The Last Post Ceremony commemorating the service of (1148) Private Richard Alfred “Alf” Meech 3rd Battalion, AIF, First World War

Place Middle East: Ottoman Empire, Turkey, Dardanelles, Gallipoli, Anzac Area (Gallipoli), Lone Pine Area, Lone Pine
Accession Number PAFU2015/155.01
Collection type Film
Object type Last Post film
Physical description 16:9
Maker Australian War Memorial
Place made Australia: Australian Capital Territory, Canberra, Campbell
Date made 15 April 2015
Access Open
Conflict First World War, 1914-1918
Copyright Item copyright: © Australian War Memorial
Creative Commons License This item is licensed under CC BY-NC
Copying Provisions Copy provided for personal non-commercial use

The Last Post Ceremony is presented in the Commemorative area of the Australian War Memorial each day. The ceremony commemorates more than 102,000 Australians who have given their lives in war and other operations and whose names are recorded on the Roll of Honour. At each ceremony the story behind one of the names on the Roll of Honour is told. Hosted by Richard Cruise, the story for this day was on (1148) Private Richard Alfred “Alf” Meech 3rd Battalion, AIF, First World War.

Speech transcript

1148 Private Richard Alfred “Alf” Meech 3rd Battalion, AIF
KIA 6–12 August 1915
Photograph: P01061.001 (middle, 4th row)

Today we remember and pay tribute to Private Richard Alfred Meech.

Richard Alfred “Alf” Meech was born on 11 June 1887 in Queanbeyan, New South Wales, to Isaac and Rosanna Meech. Rosanna was part of the Blundell family, with a home on Blundell’s Hill, now known as Regatta Point here in Canberra, and the smaller home, Blundell’s Cottage, which still stands today on the shores of Lake Burley Griffin.

Meech grew up in Queanbeyan and attended school locally. He worked for a time at the Queanbeyan Age. When the First World War began Meech, who was working as a carter, was reported to have been the first man in Queanbeyan to enlist, joining on 20 August 1914. He was posted to 1 Platoon, A Company, 3rd Battalion, AIF.

Meech embarked for Egypt with the 3rd Battalion aboard the transport ship Euripides in October 1914. Arriving in December, he spent several months training in the desert. In early April 1915 he sailed with his battalion to Lemnos in preparation for the Gallipoli campaign.

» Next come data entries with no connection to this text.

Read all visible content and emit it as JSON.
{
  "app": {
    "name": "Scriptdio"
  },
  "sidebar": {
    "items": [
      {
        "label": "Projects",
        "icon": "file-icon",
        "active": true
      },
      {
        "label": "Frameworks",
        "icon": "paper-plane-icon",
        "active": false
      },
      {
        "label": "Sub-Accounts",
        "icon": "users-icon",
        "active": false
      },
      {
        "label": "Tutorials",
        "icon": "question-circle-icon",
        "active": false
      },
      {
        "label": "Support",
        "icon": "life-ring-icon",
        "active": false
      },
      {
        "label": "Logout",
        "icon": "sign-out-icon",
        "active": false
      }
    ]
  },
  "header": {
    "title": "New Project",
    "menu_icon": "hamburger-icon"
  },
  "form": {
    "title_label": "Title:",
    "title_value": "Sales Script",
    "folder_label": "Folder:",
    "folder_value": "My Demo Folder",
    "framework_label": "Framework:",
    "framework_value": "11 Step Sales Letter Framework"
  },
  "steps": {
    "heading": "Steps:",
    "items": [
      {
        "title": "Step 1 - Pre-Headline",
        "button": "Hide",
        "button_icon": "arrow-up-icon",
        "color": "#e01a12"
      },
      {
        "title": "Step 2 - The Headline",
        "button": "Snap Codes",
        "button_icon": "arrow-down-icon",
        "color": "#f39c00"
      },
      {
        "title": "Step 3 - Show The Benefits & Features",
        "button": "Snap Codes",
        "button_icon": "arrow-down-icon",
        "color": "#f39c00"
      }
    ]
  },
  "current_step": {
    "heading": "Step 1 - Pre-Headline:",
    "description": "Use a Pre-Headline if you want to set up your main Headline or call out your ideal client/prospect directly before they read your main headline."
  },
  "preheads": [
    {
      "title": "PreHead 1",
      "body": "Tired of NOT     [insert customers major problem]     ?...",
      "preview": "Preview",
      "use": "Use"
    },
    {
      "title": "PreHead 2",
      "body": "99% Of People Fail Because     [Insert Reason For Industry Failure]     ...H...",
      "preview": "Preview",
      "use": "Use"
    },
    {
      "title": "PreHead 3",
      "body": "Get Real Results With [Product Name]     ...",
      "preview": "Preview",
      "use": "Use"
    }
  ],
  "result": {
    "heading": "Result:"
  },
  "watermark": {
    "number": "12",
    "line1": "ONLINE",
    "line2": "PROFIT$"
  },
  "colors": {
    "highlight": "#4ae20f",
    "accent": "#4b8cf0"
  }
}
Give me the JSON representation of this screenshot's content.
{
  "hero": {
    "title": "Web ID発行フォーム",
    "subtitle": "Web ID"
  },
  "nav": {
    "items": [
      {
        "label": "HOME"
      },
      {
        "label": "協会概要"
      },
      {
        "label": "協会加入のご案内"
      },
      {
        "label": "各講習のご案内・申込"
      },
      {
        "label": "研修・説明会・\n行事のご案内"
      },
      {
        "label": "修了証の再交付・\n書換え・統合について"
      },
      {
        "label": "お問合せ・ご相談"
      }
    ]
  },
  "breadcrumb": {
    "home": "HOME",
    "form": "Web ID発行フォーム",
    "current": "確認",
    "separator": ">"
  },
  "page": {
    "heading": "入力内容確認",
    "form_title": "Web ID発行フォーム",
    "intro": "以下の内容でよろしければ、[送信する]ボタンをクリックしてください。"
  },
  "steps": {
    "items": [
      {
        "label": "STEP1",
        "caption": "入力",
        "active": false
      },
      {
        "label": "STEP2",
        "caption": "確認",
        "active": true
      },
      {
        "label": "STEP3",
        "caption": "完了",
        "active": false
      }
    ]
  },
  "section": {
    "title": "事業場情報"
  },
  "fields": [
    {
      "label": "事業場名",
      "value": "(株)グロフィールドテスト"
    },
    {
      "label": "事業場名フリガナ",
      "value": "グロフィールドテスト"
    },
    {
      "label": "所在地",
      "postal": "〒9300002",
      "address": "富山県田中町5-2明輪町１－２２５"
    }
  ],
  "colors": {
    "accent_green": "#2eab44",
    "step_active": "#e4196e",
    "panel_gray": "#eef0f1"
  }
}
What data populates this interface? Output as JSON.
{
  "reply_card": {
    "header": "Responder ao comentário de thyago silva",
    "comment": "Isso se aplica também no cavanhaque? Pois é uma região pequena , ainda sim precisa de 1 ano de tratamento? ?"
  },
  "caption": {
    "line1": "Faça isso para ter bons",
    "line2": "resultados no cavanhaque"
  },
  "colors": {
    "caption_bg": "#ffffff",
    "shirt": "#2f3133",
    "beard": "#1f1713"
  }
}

Meech landed at Gallipoli with the 3rd Battalion between 7 and 8 am on the morning of 25 April. He survived the chaotic first weeks of the campaign and assisted in holding the Australian positions against Turkish counter-attacks. Aside from being a rifleman, Meech was also batman to his platoon commander, Lieutenant William Carter.

With Gallipoli quickly becoming a stalemate, an offensive was planned for August to attempt a breakout from the Anzac beachhead. In the evening of 6 August the 3rd Battalion was in the first wave over the top to attack Lone Pine.

The Australians were forced in places to run over the Turkish trenches, which had been roofed with logs, and fight their way into the stygian darkness of the Turkish front line. Over three days of constant fighting, Lone Pine became a veritable tomb.

After the battle Meech was listed as wounded and missing. This gave his family some hope that he might be alive. It was not until June 1916 that a court of inquiry found Meech to have been killed between 6 and 12 August 1915.

An eyewitness report stated that around 9 pm on 7 August Meech, who was manning a trench at Lone Pine, was hit by Turkish bomb fragments. He was seen to fall into the trench and was attended to, but was unable to be evacuated until morning. The witness went on to say that Meech, barely breathing, was carried from the trench at daybreak and was thought to have died soon after. He was 28 years old.

Meech’s body was never identified. Today his name is commemorated on the Lone Pine Memorial.

Meech’s name is listed on the Roll of Honour on my right, along with around 60,000 others from the First World War. The photograph displayed today beside the Pool of Reflection is a collection of portraits of Queanbeyan men who enlisted in the First World War. Meech’s portrait is in the centre of the fourth row.

This is but one of the many stories of service and sacrifice told here at the Australian War Memorial. We now remember Private Richard Alfred Meech, and all Australians who have given their lives in service of our nation.

Michael Kelly
Historian, Military History Section


Australian War Memorial collection, Richard Alfred Meech.

National Archives of Australia, service record, Richard Alfred Meech.